A White Paper on the Indian economy will be placed on the Lok Sabha table by Finance Minister Nirmala Sitharman on Thursday. A copy of the White Paper will be laid by the minister, according to the House’s supplemental list of business on February 8. President Droupadi Murmu’s speech to the joint session of the two Houses on January 31 marked the beginning of the budget session. The current Lok Sabha’s session is its last before the anticipated April–May general elections this year.
The government had stated in the February 1 union budget that it would release a “White Paper” comparing the economic results of the UPA government, led by the Congress, and the NDA government, led by the BJP, over a ten-year period. The Modi government, which took office in 2014, overcome the crisis of those years, and the economy has been firmly placed on a high sustainable growth path, according to Sitharaman, who presented the interim budget 2024–25 to Parliament.
“In 2014 when our Government assumed the reins, the responsibility to mend the economy step by step and to put the governance systems in order was enormous. The need of the hour was to give hope to the people, to attract investments, and to build support for the much-needed reforms.

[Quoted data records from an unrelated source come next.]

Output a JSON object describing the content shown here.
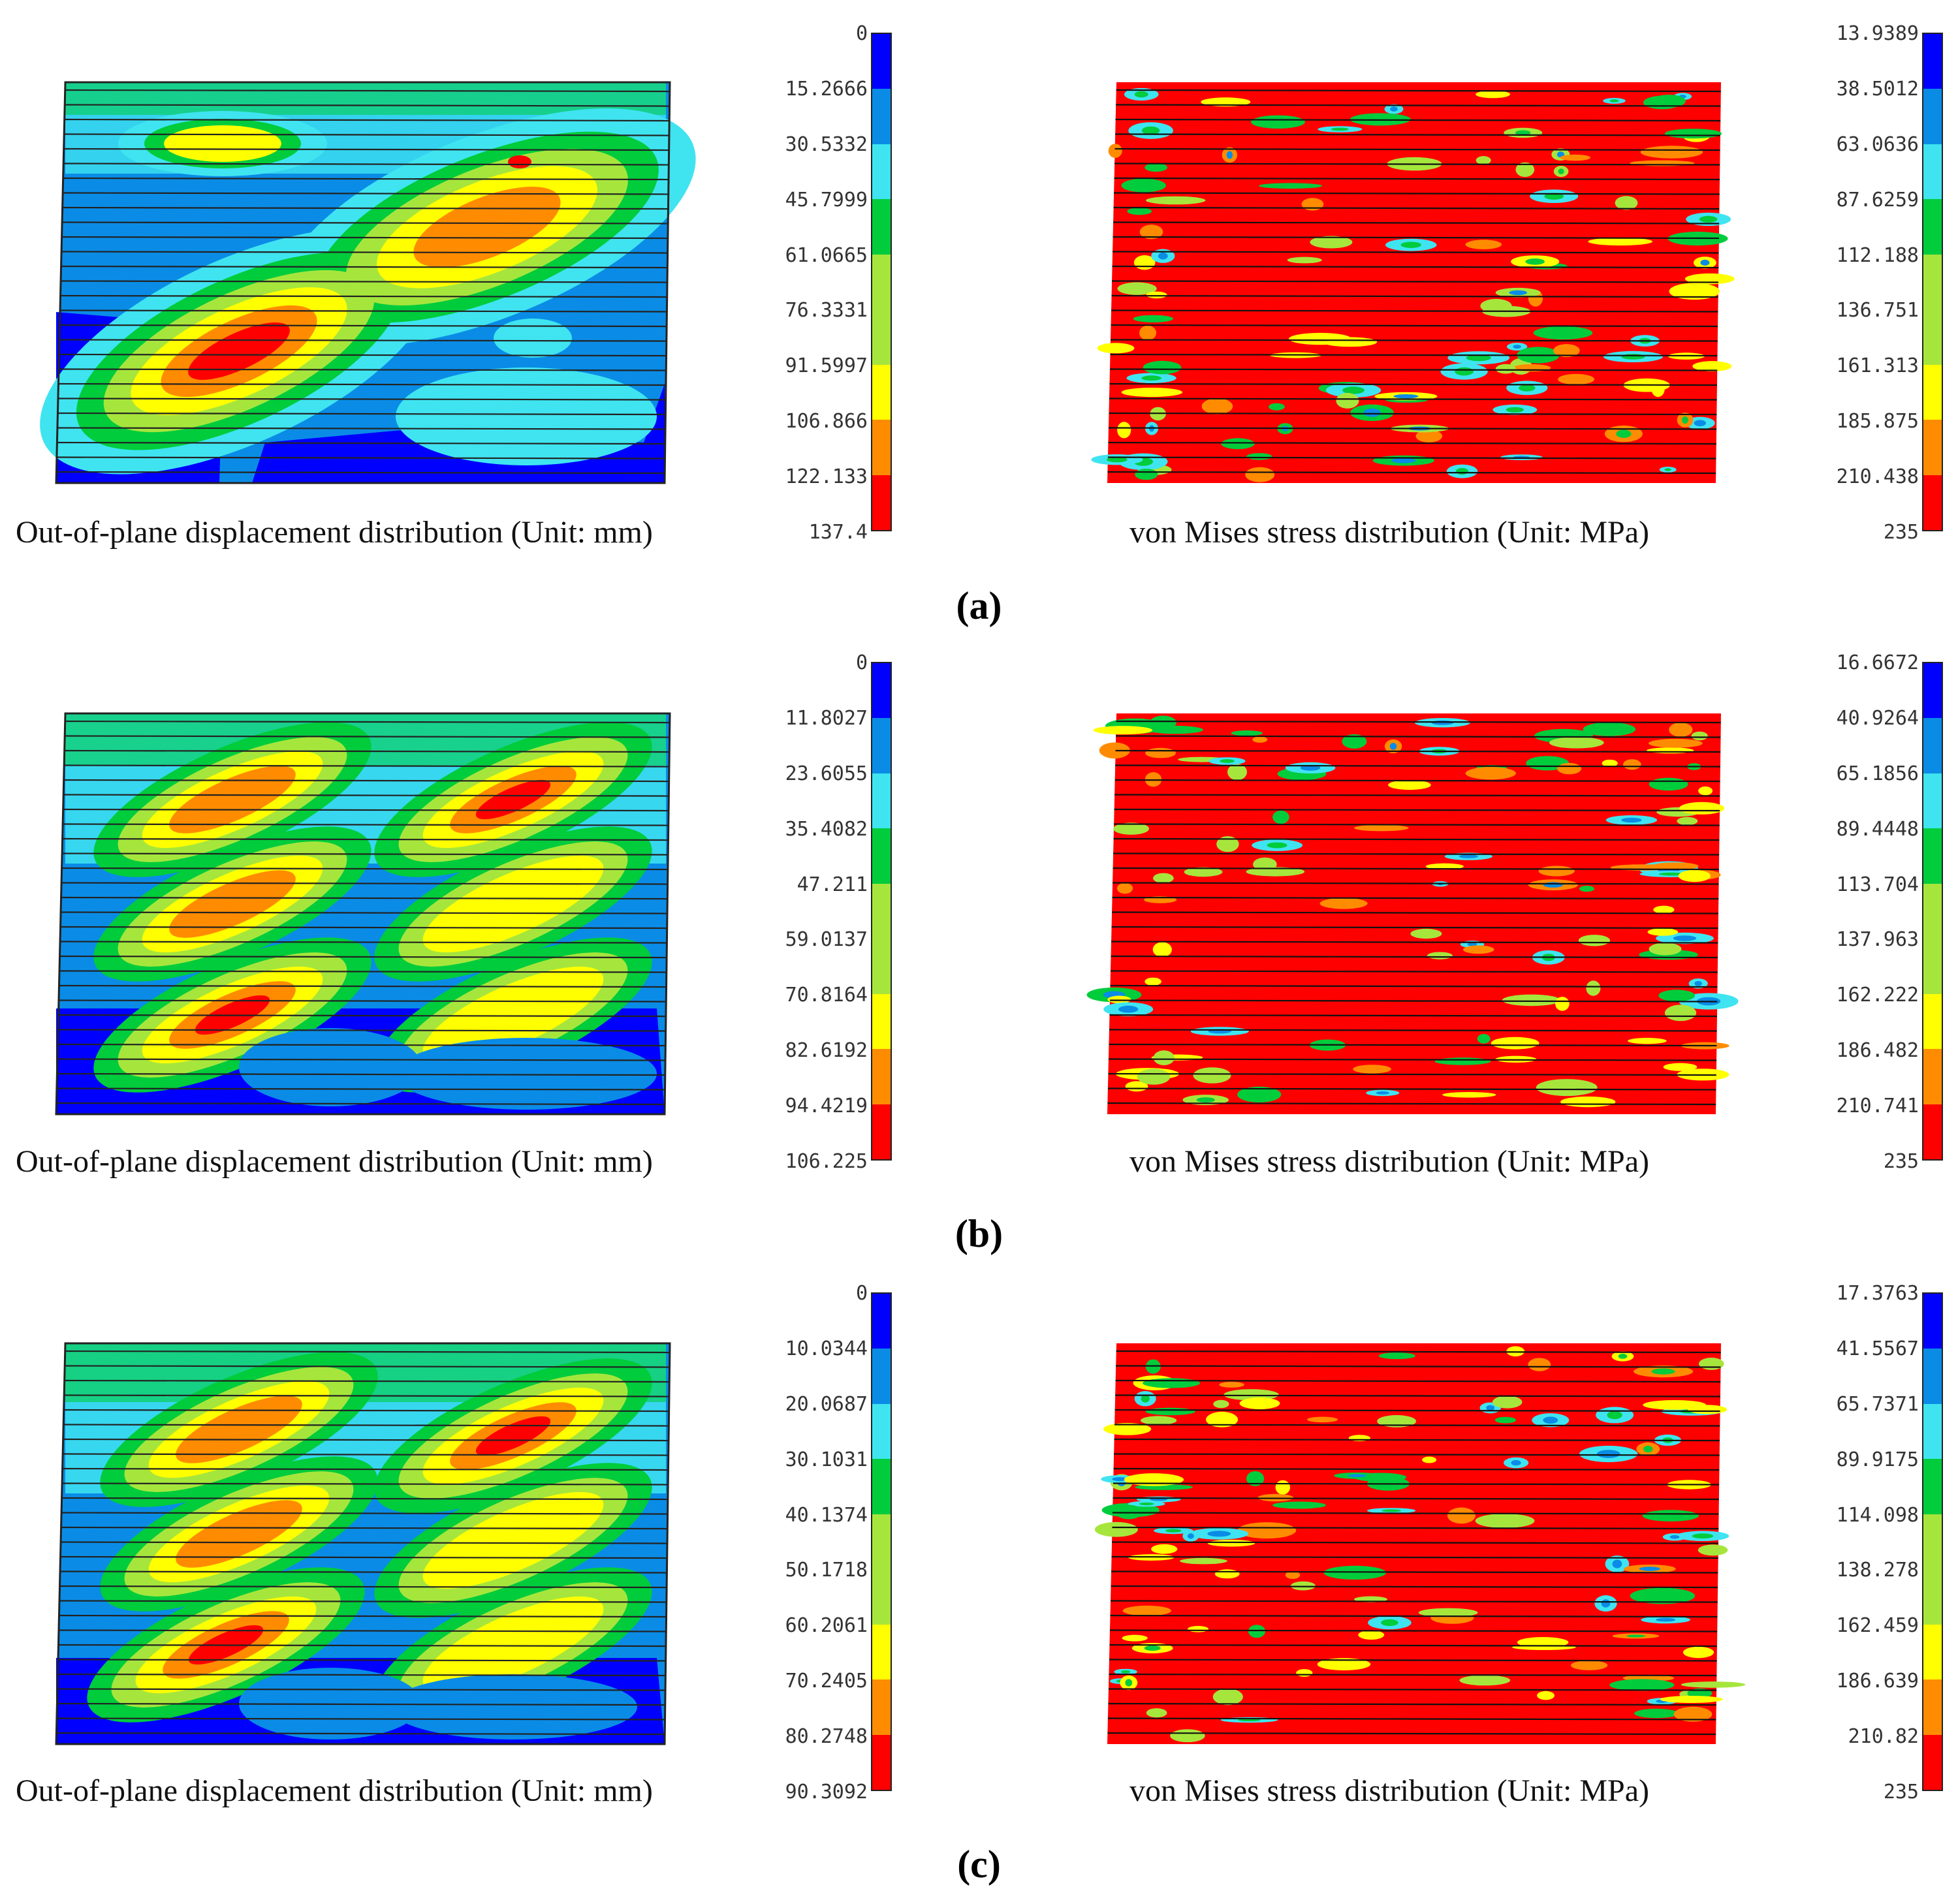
{
  "palette": [
    "#0000ff",
    "#0a8ce6",
    "#3fe4f0",
    "#00cc3c",
    "#a6e63c",
    "#ffff00",
    "#ff8c00",
    "#ff0000"
  ],
  "panels": [
    {
      "label": "(a)",
      "displacement": {
        "caption": "Out-of-plane displacement distribution (Unit: mm)",
        "legend_ticks": [
          "0",
          "15.2666",
          "30.5332",
          "45.7999",
          "61.0665",
          "76.3331",
          "91.5997",
          "106.866",
          "122.133",
          "137.4"
        ],
        "icon": "displacement-contour-plot"
      },
      "stress": {
        "caption": "von Mises stress distribution (Unit: MPa)",
        "legend_ticks": [
          "13.9389",
          "38.5012",
          "63.0636",
          "87.6259",
          "112.188",
          "136.751",
          "161.313",
          "185.875",
          "210.438",
          "235"
        ],
        "icon": "stress-contour-plot"
      }
    },
    {
      "label": "(b)",
      "displacement": {
        "caption": "Out-of-plane displacement distribution (Unit: mm)",
        "legend_ticks": [
          "0",
          "11.8027",
          "23.6055",
          "35.4082",
          "47.211",
          "59.0137",
          "70.8164",
          "82.6192",
          "94.4219",
          "106.225"
        ],
        "icon": "displacement-contour-plot"
      },
      "stress": {
        "caption": "von Mises stress distribution (Unit: MPa)",
        "legend_ticks": [
          "16.6672",
          "40.9264",
          "65.1856",
          "89.4448",
          "113.704",
          "137.963",
          "162.222",
          "186.482",
          "210.741",
          "235"
        ],
        "icon": "stress-contour-plot"
      }
    },
    {
      "label": "(c)",
      "displacement": {
        "caption": "Out-of-plane displacement distribution (Unit: mm)",
        "legend_ticks": [
          "0",
          "10.0344",
          "20.0687",
          "30.1031",
          "40.1374",
          "50.1718",
          "60.2061",
          "70.2405",
          "80.2748",
          "90.3092"
        ],
        "icon": "displacement-contour-plot"
      },
      "stress": {
        "caption": "von Mises stress distribution (Unit: MPa)",
        "legend_ticks": [
          "17.3763",
          "41.5567",
          "65.7371",
          "89.9175",
          "114.098",
          "138.278",
          "162.459",
          "186.639",
          "210.82",
          "235"
        ],
        "icon": "stress-contour-plot"
      }
    }
  ]
}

The government did that successfully following our strong belief of ‘nation-first’,” she said.
“The crisis of those years has been overcome, and the economy has been put firmly on a high sustainable growth path with all-round development.”
She announced that the government will lay a White Paper on the table of the House “to look at where we were then till 2014 and where we are now, only for the purpose of drawing lessons from the mismanagement of those years.”.
“The exemplary track record of governance, development and performance, effective delivery, and ‘Jan Kalyan’ has given the government trust, confidence and blessings of the people to realize, whatever it takes, the goal of ‘Viksit Bharat’ with good intentions, true dedication and hard work in the coming years and decades,” she said.
The budget session, which is the last Parliament session before Lok Sabha polls expected in April-May this year, was slated to conclude on February 9 and has bene extended by a day.